Basit ve karmaşık meme kistleri
- "Basit" meme kistleri, çok düzenli bir şekle ve pürüzsüz, ince duvarlara sahip sıvı içeren lezyonlardır; bunlar en yaygın kistik oluşumları temsil eder ve genellikle iyi huyludur.
- Bununla birlikte, daha kalın duvar bölümlerine sahip olan veya septa ile ayrılmış küçük nodül kümeleri olarak görünen kistler vardır. Başka bir resim, oluşum düzgün bir şekilde sıvı ile doldurulmadığında, ancak içinde asılı bazı katı elementlere sahip olduğunda ortaya çıkar. Genellikle, bu "karmaşık" kistler, doğalarını ayırt etmek için biyopsiye tabi tutulur ve bir takip ile diğeri arasındaki süre, basit kistlerin izlenmesi için belirlenen süreden daha kısa olacaktır (örneğin, yılda bir kez yerine 6 ayda bir). .
Bu nedenle, kendi kendine muayene sırasında bir meme kisti bulunduğunda, tıbbi muayeneden geçilmesi tavsiye edilir.
Memenin gözlemlenmesi ve palpasyonu ile doğrudan muayene (meme muayenesi), memede bir yumru hissetmenizi sağlarken, meme ultrasonu sıvı varlığını değerlendirmenize ve katı parçaları veya septayı çıkarmanıza izin verir.
Bu lezyonun doğasını daha iyi ayırt edebilmek için meme uzmanı oluşumun içeriğini (ince iğne aspirasyonu veya kistlerin agosentezini) alarak ilerleyebilir. Bu işlem, ultrason rehberliğinde, şüpheli lezyona ince bir iğne batırılarak ve içindeki incelenecek olan materyal aspire edilerek gerçekleştirilir.
Berrak, sarı veya yeşilimsi sıvının varlığı genellikle meme kistini gösterir.

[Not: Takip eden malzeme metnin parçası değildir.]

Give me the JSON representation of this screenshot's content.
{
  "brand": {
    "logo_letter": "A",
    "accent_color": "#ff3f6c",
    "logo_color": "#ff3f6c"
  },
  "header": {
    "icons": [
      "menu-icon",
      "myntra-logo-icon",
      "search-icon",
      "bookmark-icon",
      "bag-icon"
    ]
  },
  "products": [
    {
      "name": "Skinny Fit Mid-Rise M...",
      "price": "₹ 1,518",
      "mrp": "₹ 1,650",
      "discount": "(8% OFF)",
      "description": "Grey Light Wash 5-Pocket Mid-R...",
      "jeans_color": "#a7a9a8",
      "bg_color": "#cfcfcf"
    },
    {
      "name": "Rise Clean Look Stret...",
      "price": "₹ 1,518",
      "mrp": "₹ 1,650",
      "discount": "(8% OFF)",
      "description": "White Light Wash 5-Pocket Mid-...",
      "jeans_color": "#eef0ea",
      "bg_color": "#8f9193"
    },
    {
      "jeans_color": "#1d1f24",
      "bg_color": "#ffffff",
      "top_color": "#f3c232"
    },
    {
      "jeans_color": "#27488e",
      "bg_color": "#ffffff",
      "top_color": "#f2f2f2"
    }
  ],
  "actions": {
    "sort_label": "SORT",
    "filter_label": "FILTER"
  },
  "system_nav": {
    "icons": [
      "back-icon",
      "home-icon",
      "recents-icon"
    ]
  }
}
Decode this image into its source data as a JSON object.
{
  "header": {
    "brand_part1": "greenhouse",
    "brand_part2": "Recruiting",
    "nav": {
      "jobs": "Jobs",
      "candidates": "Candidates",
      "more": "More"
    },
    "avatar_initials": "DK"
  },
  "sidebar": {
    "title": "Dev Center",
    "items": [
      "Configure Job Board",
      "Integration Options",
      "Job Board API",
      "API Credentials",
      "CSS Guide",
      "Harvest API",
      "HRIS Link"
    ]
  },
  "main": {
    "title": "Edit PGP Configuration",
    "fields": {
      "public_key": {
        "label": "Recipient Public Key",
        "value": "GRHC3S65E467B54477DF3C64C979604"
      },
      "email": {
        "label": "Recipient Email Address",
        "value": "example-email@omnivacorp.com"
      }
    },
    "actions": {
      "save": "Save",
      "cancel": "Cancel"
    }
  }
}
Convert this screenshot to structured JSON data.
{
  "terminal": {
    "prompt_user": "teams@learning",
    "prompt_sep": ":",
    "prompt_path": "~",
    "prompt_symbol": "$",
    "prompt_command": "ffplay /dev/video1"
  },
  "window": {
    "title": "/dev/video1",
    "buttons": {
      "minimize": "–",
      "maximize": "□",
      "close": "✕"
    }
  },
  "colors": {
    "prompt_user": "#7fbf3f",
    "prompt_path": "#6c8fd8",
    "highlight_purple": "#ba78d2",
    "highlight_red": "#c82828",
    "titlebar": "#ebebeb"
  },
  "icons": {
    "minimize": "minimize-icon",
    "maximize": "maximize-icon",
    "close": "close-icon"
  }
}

Toplanan materyal kanla çizgili göründüğünde, katı safsızlıklara veya neoplastik hücrelere sahiptir ve agosentezden sonra değişmeden kalır, bunun yerine sitolojik inceleme için laboratuvara gönderilir.
Herhangi bir sıvının aspire edilmemesi durumunda, muhtemelen mamografi veya histolojik incelemeye (göğüs iğnesi biyopsisi yoluyla hücre örneği alınması) başvurmak gerekecektir.
, parasetamol gibi.
Kistler hacim olarak artmaya başladığında ve hastada rahatsızlığa neden olduğunda, meme bezini daha az gergin ve ağrılı hale getirmek için sıvıyı oluşumlardan boşaltmak için ayakta tedavi prosedürü (ince iğne aspirasyonu) belirtilebilir. . Ele gelen kitlenin kaybolması veya ultrason bulguları tam aspirasyonu gösterir.
Bununla birlikte, çoğu zaman, dış kapsül kaldığı ve daha fazla sıvı toplayabildiği için meme kistleri yeniden oluşabilir. Bu nedenle, lezyon iki veya üç adet adet döngüsü boyunca devam ederse, iğne aspirasyonundan sonra belirli bir nüksetme eğilimi varsa veya giderek hacim olarak artarsa, drenaj prosedürüne tekrar başvurmayı veya tedaviyi düşünmeyi değerlendirmek için doktorunuza danışmanız önerilir. (örneğin oral kontraseptifler, danazol veya tamoksifen) meme kistlerinin tekrarını azaltmak için Menopozdan sonra hormon tedavisini durdurmak da rahatsızlığı sınırlamaya yardımcı olabilir.
Sadece istisnai durumlarda, yani semptomlar özellikle belirgin olduğunda ve lezyon anormal şekilde geliştiğinde veya kan materyali içerdiğinde, meme kistinin cerrahi olarak çıkarılması endike olabilir.